- Casino building with Swissôtel Clark in the background. May 2024
- Interactive map of Hann Resorts
- Location: Clark Freeport Zone, Angeles City, Pampanga, Philippines; 15°11′27″N 120°31′29″E﻿ / ﻿15.19097°N 120.52471°E;
- Opened: 2008 (as Widus Hotel) 2009 (start of casino operations)
- Casino type: Integrated resort
- Owner: Hann Philippines
- Operating license holder: PAGCOR
- Previous names: Widus Hotel and Casino
- Website: www.hannresorts.com

= Hann Resorts =

Casino hotel in Pampanga, Philippines

Hann Resorts (stylized as HANN), or Hann Casino Resort, is an integrated resort at the Clark Freeport Zone in Angeles City, Pampanga, Philippines.

==History==
Hann Resorts is operated and owned by Hann Philippines, a company linked to South Korean businessman Dae Sik Han. Han would start developing the casino-hotel complex as early as 2006 with no connections to Filipinos.

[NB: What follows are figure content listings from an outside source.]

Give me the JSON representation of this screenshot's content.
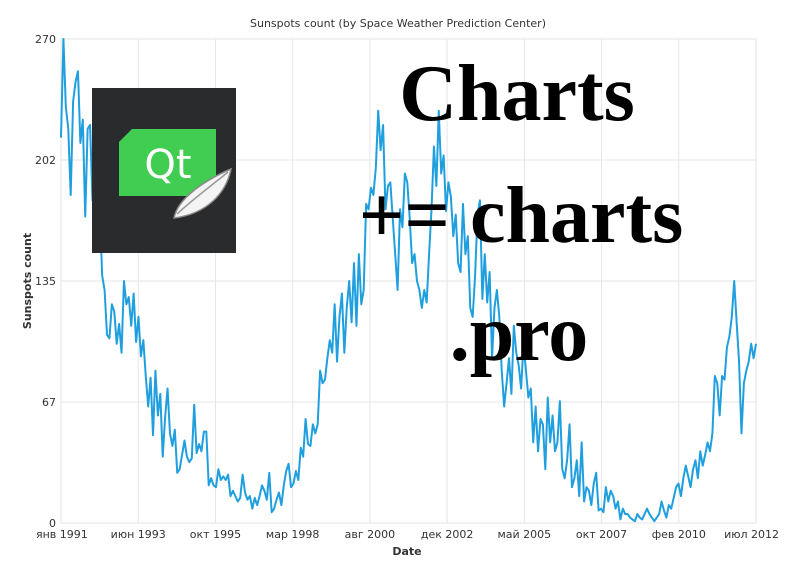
{
  "logo": {
    "text": "Qt",
    "bg": "#2a2b2c",
    "green": "#41cd52"
  },
  "banner": {
    "lines": [
      "Charts",
      "+= charts",
      ".pro"
    ]
  },
  "chart_data": {
    "type": "line",
    "title": "Sunspots count (by Space Weather Prediction Center)",
    "xlabel": "Date",
    "ylabel": "Sunspots count",
    "ylim": [
      0,
      270
    ],
    "yticks": [
      "0",
      "67",
      "135",
      "202",
      "270"
    ],
    "xticks": [
      "янв 1991",
      "июн 1993",
      "окт 1995",
      "мар 1998",
      "авг 2000",
      "дек 2002",
      "май 2005",
      "окт 2007",
      "фев 2010",
      "июл 2012"
    ],
    "grid": true,
    "line_color": "#209fdf",
    "series": [
      {
        "values": [
          215,
          270,
          232,
          220,
          183,
          235,
          246,
          252,
          212,
          225,
          171,
          220,
          222,
          180,
          205,
          160,
          175,
          138,
          130,
          105,
          103,
          122,
          118,
          100,
          111,
          95,
          135,
          122,
          126,
          110,
          128,
          101,
          115,
          93,
          102,
          82,
          65,
          81,
          49,
          85,
          60,
          72,
          37,
          59,
          75,
          50,
          43,
          52,
          28,
          30,
          38,
          46,
          37,
          34,
          36,
          66,
          39,
          44,
          40,
          51,
          51,
          21,
          25,
          21,
          20,
          30,
          24,
          26,
          24,
          27,
          15,
          18,
          15,
          12,
          14,
          27,
          17,
          13,
          15,
          8,
          14,
          10,
          15,
          21,
          18,
          13,
          28,
          6,
          8,
          13,
          17,
          10,
          21,
          29,
          33,
          20,
          22,
          29,
          24,
          42,
          37,
          58,
          44,
          43,
          55,
          50,
          55,
          85,
          78,
          80,
          92,
          102,
          95,
          122,
          90,
          115,
          128,
          95,
          120,
          135,
          112,
          145,
          110,
          150,
          122,
          130,
          178,
          175,
          187,
          183,
          198,
          230,
          208,
          222,
          175,
          188,
          190,
          170,
          150,
          130,
          175,
          165,
          195,
          190,
          170,
          145,
          150,
          135,
          130,
          120,
          130,
          123,
          150,
          175,
          210,
          188,
          230,
          195,
          205,
          174,
          190,
          182,
          160,
          172,
          145,
          140,
          178,
          150,
          160,
          120,
          115,
          138,
          172,
          180,
          125,
          150,
          123,
          140,
          92,
          120,
          130,
          115,
          85,
          65,
          78,
          92,
          72,
          110,
          95,
          88,
          75,
          100,
          85,
          70,
          75,
          45,
          65,
          40,
          58,
          55,
          30,
          70,
          45,
          60,
          40,
          45,
          68,
          30,
          25,
          35,
          55,
          20,
          25,
          35,
          15,
          45,
          12,
          20,
          18,
          10,
          22,
          28,
          7,
          8,
          6,
          20,
          12,
          18,
          15,
          8,
          12,
          2,
          8,
          5,
          5,
          3,
          2,
          1,
          5,
          3,
          2,
          5,
          8,
          5,
          3,
          1,
          3,
          5,
          12,
          7,
          3,
          10,
          8,
          14,
          20,
          22,
          15,
          25,
          32,
          26,
          20,
          30,
          35,
          25,
          40,
          32,
          38,
          45,
          40,
          50,
          82,
          78,
          60,
          82,
          80,
          98,
          104,
          115,
          135,
          112,
          90,
          50,
          78,
          85,
          90,
          100,
          92,
          100
        ]
      }
    ]
  }
}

The development of the Hann Resorts began with the opening of the Widus Hotel in 2008. The hotel initially suffered low occupancy rates during the 2008 financial crisis until the owners were granted a license to operate a casino in 2009.

The complex would expand with the opening of the 260-room Clark Marriott Hotel in 2018.

The complex would then be re-inaugurated under its current name "Hann Casino Resort" in December 15, 2021.

Another hotel, the Swissôtel Clark would open within the integrated resort in 2022.